India has recently promulgated the Fugitive Economic Offenders Ordinance, 2018 (“Ordinance”) on April 21, 2018, which allows initiation of varied actions against “fugitive economic offender”, who flees the country after defaulting on multi-crore bank loans and similar instances of fraud. “Fugitive economic offender” is a private against whom an bench warrant concerning a scheduled offence has been issued by any court in India, who have left India so on avoid prosecution , or being abroad, refuse to return to India to face prosecution . Schedule offence means an offence specified under the schedule to the Ordinance, if the entire value involved in such offence(s) is Rs. 100 crores or more. Under the Ordinance, certain authorized officers can file an application within the special court for declaring such persons as fugitive economic offenders. The aforesaid officer also can , with the permission of the special court, provisionally order attachment of such persons’ properties, even before filing aforesaid application provided an equivalent is filed within 30 days from the attachment date. Such authorized officers have also been empowered to conduct survey and inspection, search and seizure of the offender’s properties. Once the accused are declared as fugitive economic offenders, the special court has the facility to order confiscation of their proceeds of crimes and properties in India also as abroad by the Indian Government.

CONCLUSION:

Despite the extensive statutory framework and dealing machinery in situ to extradite persons from abroad into India, only 65 fugitives are extradited to India since the year 20025 and it’s evident that the surrender process is sort of cumbersome and tedious, often taking years to finish and, in some cases, they even remain unsuccessful. Needless to mention , it enables the fugitive criminals accused of offences in India, to evade arrest and prosecution for years on end. The Ordinance may be a step within the right direction but the future benefits of the Ordinance and its ability to encourage the foreign States to increase cooperation to India to expedite the extradition process remains to be seen.
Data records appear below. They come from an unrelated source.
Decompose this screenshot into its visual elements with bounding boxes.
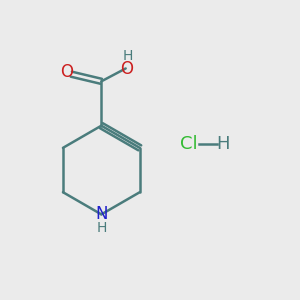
Text: H: H: [96, 221, 106, 235]
Text: H: H: [123, 50, 133, 63]
Text: O: O: [121, 60, 134, 78]
Text: Cl: Cl: [180, 135, 197, 153]
Text: N: N: [95, 206, 108, 224]
Text: H: H: [216, 135, 230, 153]
Text: O: O: [60, 64, 73, 82]
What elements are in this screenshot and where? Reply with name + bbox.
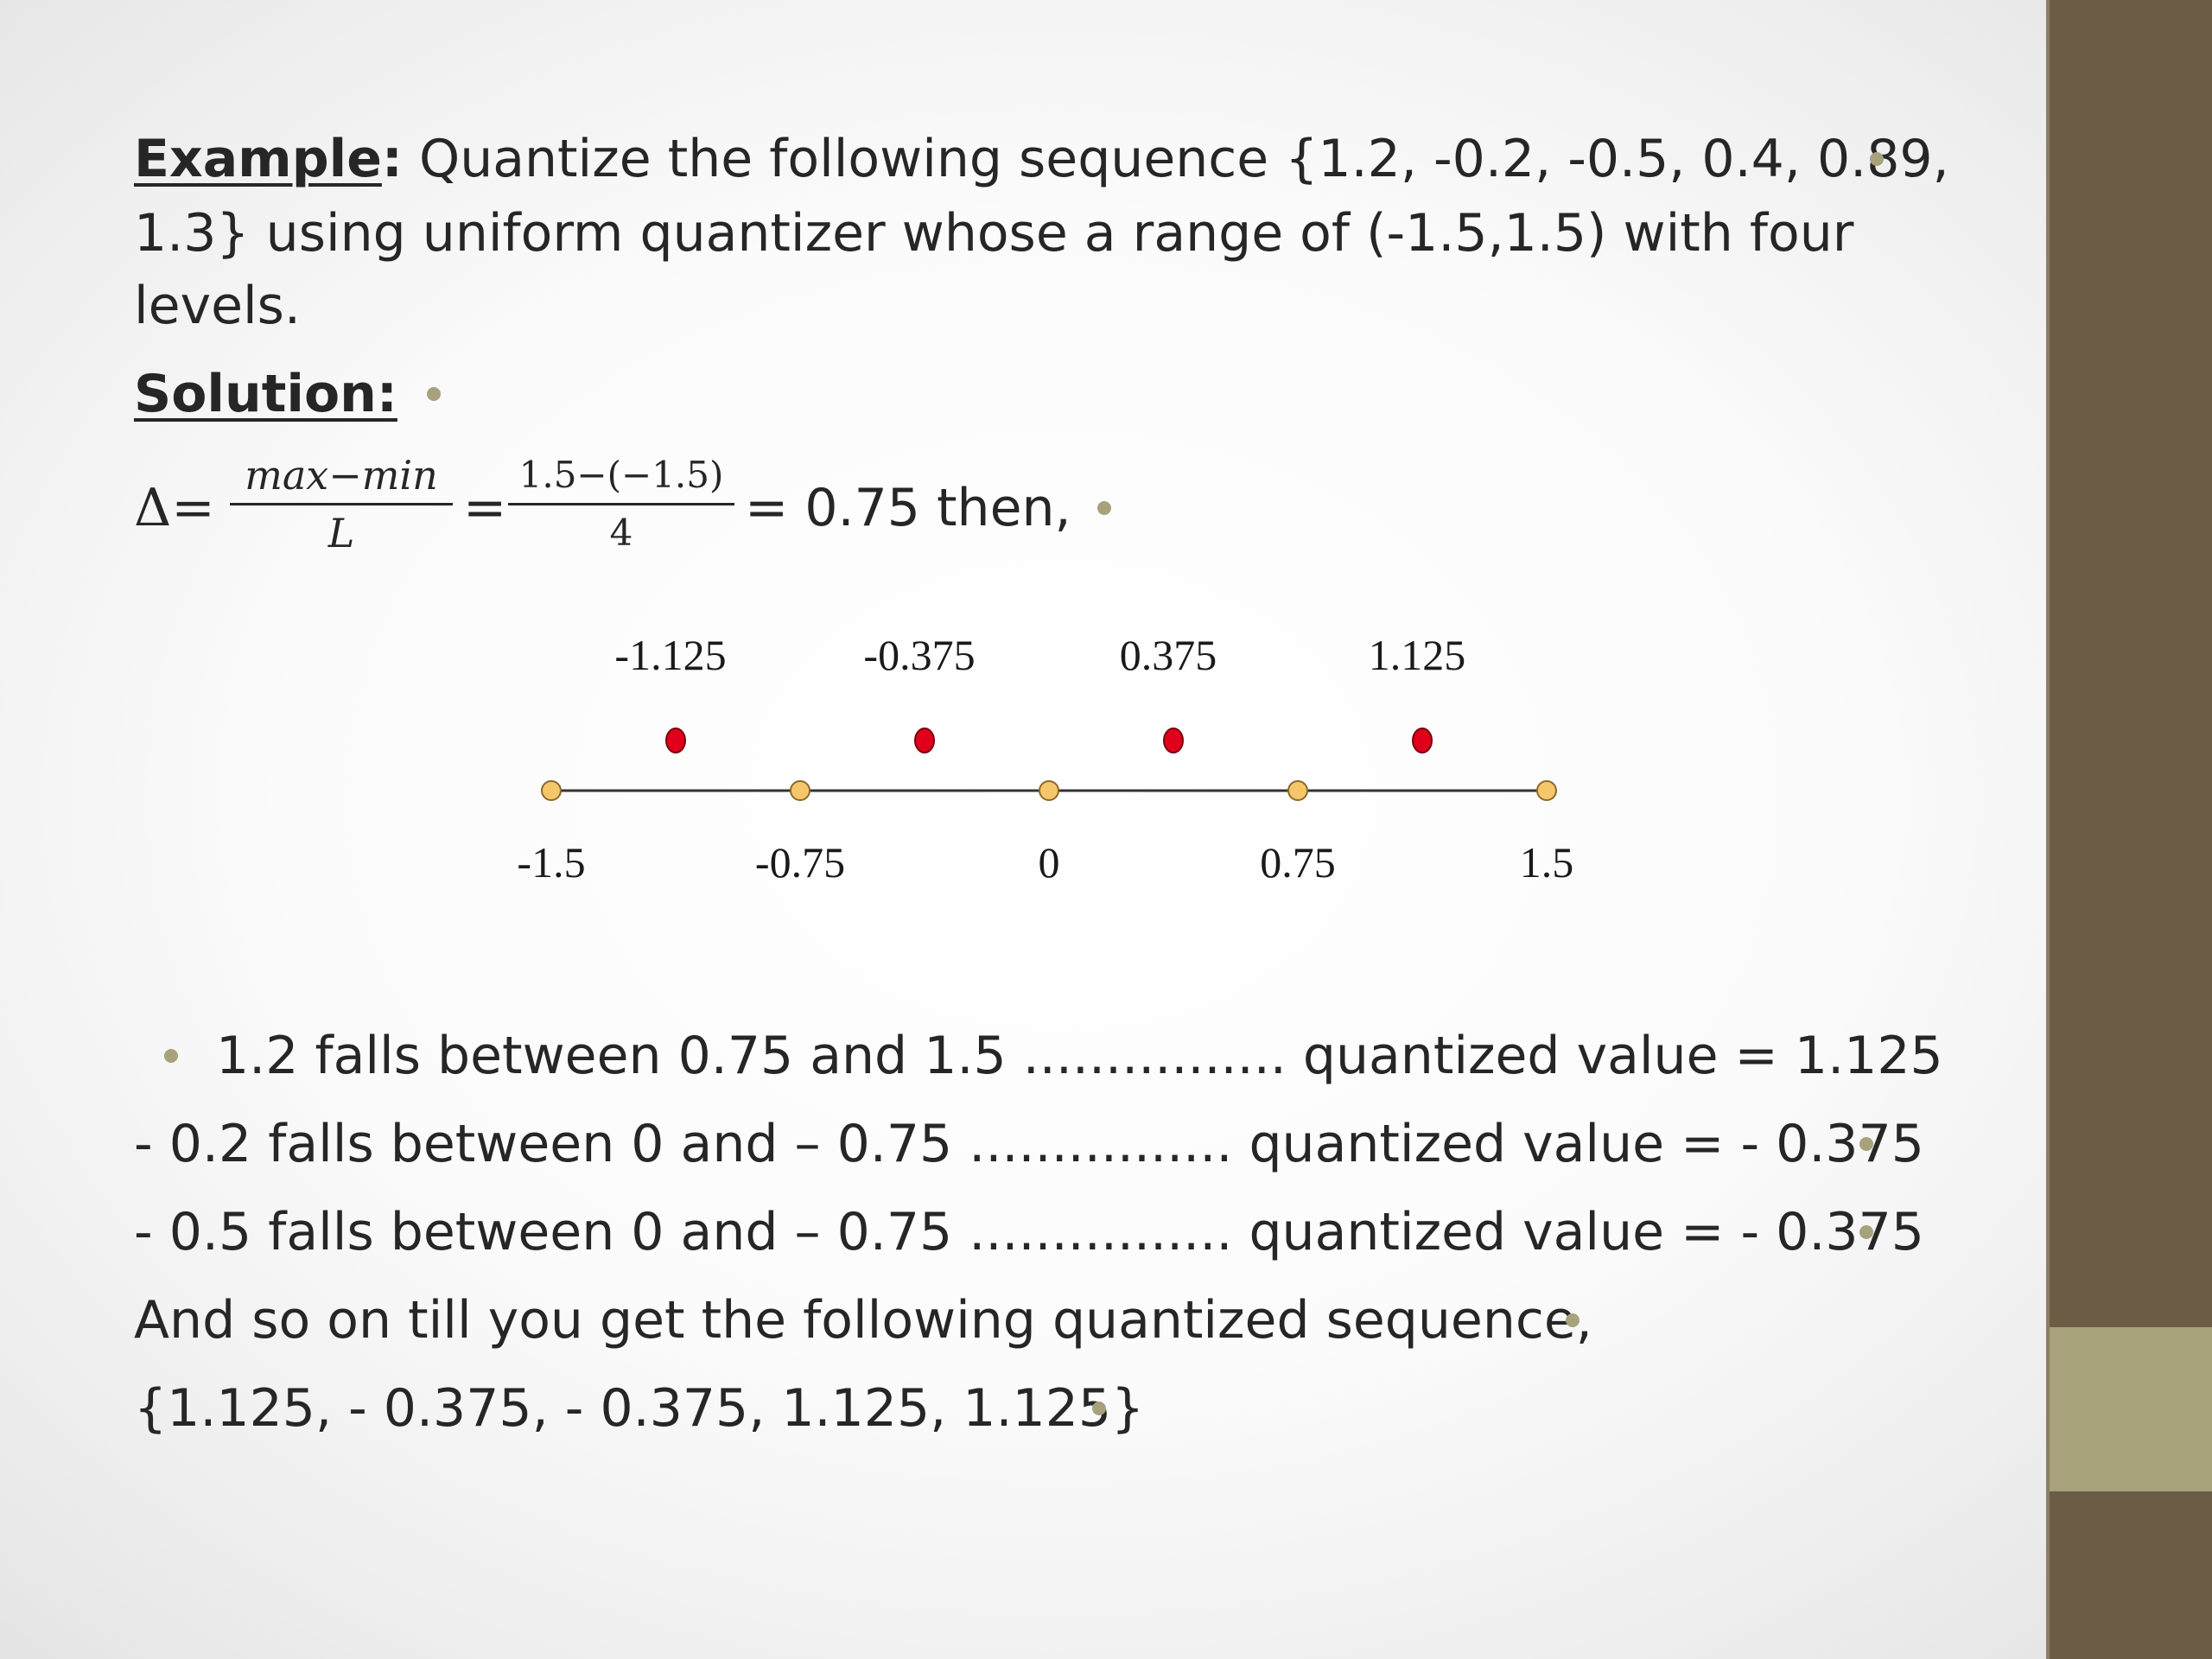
boundary-point [790, 780, 810, 801]
reconstruction-level-point [665, 728, 686, 753]
boundary-point [541, 780, 562, 801]
example-label: Example [134, 129, 382, 189]
boundary-point [1039, 780, 1059, 801]
formula-delta: Δ= [134, 478, 215, 538]
result-line-4: And so on till you get the following qua… [134, 1290, 1592, 1351]
boundary-label: 0 [1039, 838, 1060, 887]
reconstruction-level-label: 0.375 [1120, 631, 1217, 679]
result-line-5: {1.125, - 0.375, - 0.375, 1.125, 1.125} [134, 1378, 1145, 1439]
quantizer-number-line: -1.5 -0.75 0 0.75 1.5 -1.125 -0.375 0.375 1.125 [517, 631, 1574, 887]
result-line-1: 1.2 falls between 0.75 and 1.5 .........… [216, 1026, 1943, 1086]
fraction-2-denominator: 4 [609, 512, 633, 554]
reconstruction-level-label: -1.125 [614, 631, 726, 679]
bullet-dot [1870, 152, 1884, 166]
boundary-label: -0.75 [755, 838, 845, 887]
example-colon: : [381, 129, 403, 189]
bullet-dot [1859, 1225, 1873, 1239]
boundary-point [1287, 780, 1308, 801]
example-line-1: Example: Quantize the following sequence… [134, 123, 1949, 195]
fraction-1-numerator: max−min [245, 452, 438, 499]
reconstruction-level-label: -0.375 [863, 631, 975, 679]
example-line-3: levels. [134, 276, 302, 336]
result-line-3: - 0.5 falls between 0 and – 0.75 .......… [134, 1202, 1924, 1262]
formula-equals: = [463, 478, 507, 538]
bullet-dot [1097, 501, 1111, 515]
boundary-point [1536, 780, 1557, 801]
side-decor-divider [2046, 0, 2050, 1659]
formula-fraction-1: max−min L [230, 451, 453, 557]
bullet-dot [1859, 1137, 1873, 1151]
example-text-1: Quantize the following sequence {1.2, -0… [402, 129, 1949, 189]
fraction-2-numerator: 1.5−(−1.5) [518, 454, 724, 496]
side-decor-accent [2050, 1327, 2212, 1491]
formula-result: = 0.75 then, [745, 478, 1071, 538]
boundary-label: -1.5 [517, 838, 585, 887]
fraction-1-denominator: L [327, 510, 355, 556]
bullet-dot [1092, 1402, 1106, 1415]
boundary-label: 1.5 [1520, 838, 1574, 887]
boundary-label: 0.75 [1260, 838, 1336, 887]
bullet-dot [427, 387, 441, 401]
reconstruction-level-point [914, 728, 935, 753]
reconstruction-level-point [1163, 728, 1184, 753]
bullet-dot [164, 1049, 178, 1063]
solution-label: Solution: [134, 364, 397, 424]
result-line-2: - 0.2 falls between 0 and – 0.75 .......… [134, 1114, 1924, 1174]
reconstruction-level-label: 1.125 [1369, 631, 1466, 679]
formula-fraction-2: 1.5−(−1.5) 4 [508, 451, 734, 557]
fraction-1-bar [230, 503, 453, 505]
example-line-2: 1.3} using uniform quantizer whose a ran… [134, 203, 1854, 264]
reconstruction-level-point [1412, 728, 1433, 753]
fraction-2-bar [508, 503, 734, 505]
bullet-dot [1566, 1313, 1580, 1327]
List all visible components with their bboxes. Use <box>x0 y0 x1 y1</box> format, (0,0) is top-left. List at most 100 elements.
An example of UN conventions to which India may be a signatory, is that the UN Convention Against Corruption (“UNCOC”), which deals with offences of and concerning corruption, and therefore the UN Convention against Transnational Organised Crime (“UNCTOC”), which deals with offences of and concerning transnational organised crimes like trafficking. Article 44(2) of the UNCOC prescribes extradition of persons albeit the offences imagined to are committed within the requesting country aren’t offences within the requested country and the other way around (i.e. an individual are often extradited even without meeting the condition of dual criminality, which may be a prerequisite in most of the extradition treaties).